Minimally invasive technology attempts to measure glucose concentration avoiding the continuous presence of a foreign object in the body. This is performed by measuring glucose from fluids (interstitial fluid or blood) obtained from the skin tissue. In this case both the sensor and controller are located outside the body and are connected to a fluiddrawing deice that is externally located.

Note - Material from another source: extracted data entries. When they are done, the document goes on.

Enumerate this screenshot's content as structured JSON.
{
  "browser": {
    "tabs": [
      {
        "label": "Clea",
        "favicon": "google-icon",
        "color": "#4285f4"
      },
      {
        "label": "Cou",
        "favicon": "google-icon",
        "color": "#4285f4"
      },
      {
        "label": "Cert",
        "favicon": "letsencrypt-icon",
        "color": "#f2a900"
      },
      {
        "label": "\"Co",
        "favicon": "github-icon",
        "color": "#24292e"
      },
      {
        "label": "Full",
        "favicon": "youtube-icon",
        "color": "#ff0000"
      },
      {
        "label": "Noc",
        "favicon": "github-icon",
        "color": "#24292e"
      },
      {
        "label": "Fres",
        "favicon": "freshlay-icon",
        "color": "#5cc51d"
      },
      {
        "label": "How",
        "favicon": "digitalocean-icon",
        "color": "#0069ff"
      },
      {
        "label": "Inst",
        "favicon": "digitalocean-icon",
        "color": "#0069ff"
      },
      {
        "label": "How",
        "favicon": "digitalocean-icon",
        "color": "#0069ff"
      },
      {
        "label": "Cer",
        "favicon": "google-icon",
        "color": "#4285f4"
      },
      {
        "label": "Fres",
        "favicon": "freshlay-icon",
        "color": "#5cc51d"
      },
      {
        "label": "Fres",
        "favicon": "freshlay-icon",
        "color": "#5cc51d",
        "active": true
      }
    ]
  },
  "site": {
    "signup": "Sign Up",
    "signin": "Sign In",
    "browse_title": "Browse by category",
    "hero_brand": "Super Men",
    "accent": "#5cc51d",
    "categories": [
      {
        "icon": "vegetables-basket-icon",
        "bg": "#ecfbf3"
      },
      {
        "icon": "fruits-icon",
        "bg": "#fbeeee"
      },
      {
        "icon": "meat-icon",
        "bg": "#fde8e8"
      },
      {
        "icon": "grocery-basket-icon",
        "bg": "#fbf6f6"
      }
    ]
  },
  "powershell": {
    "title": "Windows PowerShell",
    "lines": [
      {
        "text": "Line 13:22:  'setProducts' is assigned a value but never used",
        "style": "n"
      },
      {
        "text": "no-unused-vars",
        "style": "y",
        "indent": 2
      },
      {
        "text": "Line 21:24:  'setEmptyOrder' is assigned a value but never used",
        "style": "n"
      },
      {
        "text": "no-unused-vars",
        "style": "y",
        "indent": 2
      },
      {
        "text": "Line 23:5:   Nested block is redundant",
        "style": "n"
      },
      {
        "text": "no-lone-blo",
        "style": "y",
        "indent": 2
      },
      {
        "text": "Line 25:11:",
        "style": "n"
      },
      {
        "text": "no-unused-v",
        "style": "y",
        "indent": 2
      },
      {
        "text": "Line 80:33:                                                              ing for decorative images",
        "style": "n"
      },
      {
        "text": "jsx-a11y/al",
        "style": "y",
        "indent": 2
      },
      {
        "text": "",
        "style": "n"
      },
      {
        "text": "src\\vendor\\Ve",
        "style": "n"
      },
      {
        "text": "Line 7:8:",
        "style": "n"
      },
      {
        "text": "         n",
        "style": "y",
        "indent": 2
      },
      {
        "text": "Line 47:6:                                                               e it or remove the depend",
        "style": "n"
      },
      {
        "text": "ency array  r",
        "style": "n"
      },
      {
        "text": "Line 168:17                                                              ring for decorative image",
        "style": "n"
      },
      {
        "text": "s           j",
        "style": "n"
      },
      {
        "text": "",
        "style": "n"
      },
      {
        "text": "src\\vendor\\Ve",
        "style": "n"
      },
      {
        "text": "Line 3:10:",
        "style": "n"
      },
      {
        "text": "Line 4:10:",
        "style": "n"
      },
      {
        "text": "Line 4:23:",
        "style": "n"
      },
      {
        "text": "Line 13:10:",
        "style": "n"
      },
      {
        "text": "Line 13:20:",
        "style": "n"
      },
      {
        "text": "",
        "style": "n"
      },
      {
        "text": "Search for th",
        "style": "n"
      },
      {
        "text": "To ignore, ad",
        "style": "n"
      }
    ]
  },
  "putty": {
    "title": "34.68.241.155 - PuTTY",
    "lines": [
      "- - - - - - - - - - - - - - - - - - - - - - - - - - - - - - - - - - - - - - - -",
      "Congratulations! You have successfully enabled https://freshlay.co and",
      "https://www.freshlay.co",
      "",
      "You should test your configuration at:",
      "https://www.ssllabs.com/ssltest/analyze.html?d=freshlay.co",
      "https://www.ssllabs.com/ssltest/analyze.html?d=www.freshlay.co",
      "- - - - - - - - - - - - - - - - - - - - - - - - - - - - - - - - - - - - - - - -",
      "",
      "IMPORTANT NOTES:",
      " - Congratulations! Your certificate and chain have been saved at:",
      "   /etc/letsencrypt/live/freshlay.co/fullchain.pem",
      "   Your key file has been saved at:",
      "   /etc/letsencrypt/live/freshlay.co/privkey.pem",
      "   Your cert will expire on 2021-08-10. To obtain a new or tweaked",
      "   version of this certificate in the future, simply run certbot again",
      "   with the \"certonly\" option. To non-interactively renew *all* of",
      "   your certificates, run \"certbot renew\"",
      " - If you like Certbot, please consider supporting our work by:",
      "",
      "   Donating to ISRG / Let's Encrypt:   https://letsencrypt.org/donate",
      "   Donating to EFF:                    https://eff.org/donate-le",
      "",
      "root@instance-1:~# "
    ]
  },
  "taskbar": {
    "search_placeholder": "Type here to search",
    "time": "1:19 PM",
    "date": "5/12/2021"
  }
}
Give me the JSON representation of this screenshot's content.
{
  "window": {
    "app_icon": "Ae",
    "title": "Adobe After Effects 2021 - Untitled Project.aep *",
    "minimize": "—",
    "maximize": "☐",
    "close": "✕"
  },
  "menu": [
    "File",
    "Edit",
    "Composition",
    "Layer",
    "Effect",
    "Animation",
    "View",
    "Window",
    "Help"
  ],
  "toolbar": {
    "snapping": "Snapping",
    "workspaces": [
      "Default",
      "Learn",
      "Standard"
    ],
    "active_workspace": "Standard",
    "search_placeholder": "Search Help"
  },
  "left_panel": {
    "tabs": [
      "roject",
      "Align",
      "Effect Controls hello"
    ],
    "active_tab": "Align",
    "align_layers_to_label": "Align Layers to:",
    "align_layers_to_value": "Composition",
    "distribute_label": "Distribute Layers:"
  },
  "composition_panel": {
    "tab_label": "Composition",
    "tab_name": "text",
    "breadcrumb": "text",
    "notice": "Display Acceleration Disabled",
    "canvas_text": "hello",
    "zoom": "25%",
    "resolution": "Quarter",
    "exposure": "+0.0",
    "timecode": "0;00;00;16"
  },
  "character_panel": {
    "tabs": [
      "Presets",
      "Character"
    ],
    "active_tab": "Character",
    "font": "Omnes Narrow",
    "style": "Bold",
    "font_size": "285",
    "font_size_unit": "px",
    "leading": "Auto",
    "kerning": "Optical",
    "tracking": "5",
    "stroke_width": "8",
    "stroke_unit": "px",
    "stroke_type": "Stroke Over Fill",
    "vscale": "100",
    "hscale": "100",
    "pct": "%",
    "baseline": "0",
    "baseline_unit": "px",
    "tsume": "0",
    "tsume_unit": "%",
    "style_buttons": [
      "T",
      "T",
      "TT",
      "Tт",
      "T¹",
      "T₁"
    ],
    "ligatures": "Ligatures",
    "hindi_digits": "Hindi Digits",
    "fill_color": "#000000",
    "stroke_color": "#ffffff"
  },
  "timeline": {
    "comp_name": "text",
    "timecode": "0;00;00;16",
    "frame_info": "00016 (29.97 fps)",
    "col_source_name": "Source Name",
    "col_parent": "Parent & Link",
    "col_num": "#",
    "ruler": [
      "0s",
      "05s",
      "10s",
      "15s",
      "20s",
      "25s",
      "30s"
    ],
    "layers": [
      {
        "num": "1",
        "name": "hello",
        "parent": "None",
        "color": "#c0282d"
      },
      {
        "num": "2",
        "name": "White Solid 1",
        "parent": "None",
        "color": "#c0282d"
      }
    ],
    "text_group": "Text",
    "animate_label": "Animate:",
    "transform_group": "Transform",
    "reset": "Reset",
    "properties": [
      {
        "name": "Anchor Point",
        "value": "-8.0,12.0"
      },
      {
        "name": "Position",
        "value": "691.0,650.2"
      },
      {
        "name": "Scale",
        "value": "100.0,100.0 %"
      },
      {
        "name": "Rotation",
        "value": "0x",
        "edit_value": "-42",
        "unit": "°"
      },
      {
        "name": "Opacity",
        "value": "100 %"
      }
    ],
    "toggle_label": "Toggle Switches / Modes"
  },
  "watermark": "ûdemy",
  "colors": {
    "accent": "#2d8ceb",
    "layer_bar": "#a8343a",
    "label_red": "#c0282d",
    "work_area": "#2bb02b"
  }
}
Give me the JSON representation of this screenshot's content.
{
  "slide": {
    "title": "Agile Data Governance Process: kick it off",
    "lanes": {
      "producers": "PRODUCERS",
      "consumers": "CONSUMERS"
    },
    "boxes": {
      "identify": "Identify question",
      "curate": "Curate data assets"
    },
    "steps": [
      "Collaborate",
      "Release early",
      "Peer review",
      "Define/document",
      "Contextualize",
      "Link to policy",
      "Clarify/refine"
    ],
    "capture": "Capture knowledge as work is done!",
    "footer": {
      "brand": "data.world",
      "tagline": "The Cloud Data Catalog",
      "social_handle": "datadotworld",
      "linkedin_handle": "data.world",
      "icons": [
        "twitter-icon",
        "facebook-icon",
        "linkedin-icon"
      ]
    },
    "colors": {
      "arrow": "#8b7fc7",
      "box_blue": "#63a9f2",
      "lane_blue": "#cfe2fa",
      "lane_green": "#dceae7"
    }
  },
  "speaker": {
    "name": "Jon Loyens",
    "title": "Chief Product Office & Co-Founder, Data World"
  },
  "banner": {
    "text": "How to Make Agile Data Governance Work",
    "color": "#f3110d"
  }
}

Methods of such monitoring include iontophoresis, sonophoresis, micropore technology, microneedle technology and skin blister technique. Iontophoresis employs a low electrical current applied across the skin. This current induces a minute amount of interstitial fluid to be withdrawn and sampled by externally locate sensor. Sonophoresis is performed by using low-frequency ultrasound to increase skin permeability which in turn allows interstitial fluid extraction. The skin blister technique employs a minute local epidermal vacuum that creates an interstial fluid-filled blister from which glucose can be measured. Micropore technology creates multiple micropores in the stratum corneum by laser ablation through which interstitial fluid may be collected by application of a small vacuum. Microneedle technology is based on the use of disposable devices composed of a silicon microneedle and pouch that collects a minute blood sample.17

Non-invasive Continuous Glucose Monitoring
There is a need to minimise discomfort and the potential risk of infection from fluid-withdrawing probes penetrating the skin along with avoiding the foreign body response that otherwise can compromise accuracy. The lack of invasiveness would allow greater tolerability and wearability, therfore increasing sensor adoption rate and longterm adherence. This would ultimately favour reduction in HbA1c and glucose variability and consequently a significant decrease in diabetes acute and chronic complications.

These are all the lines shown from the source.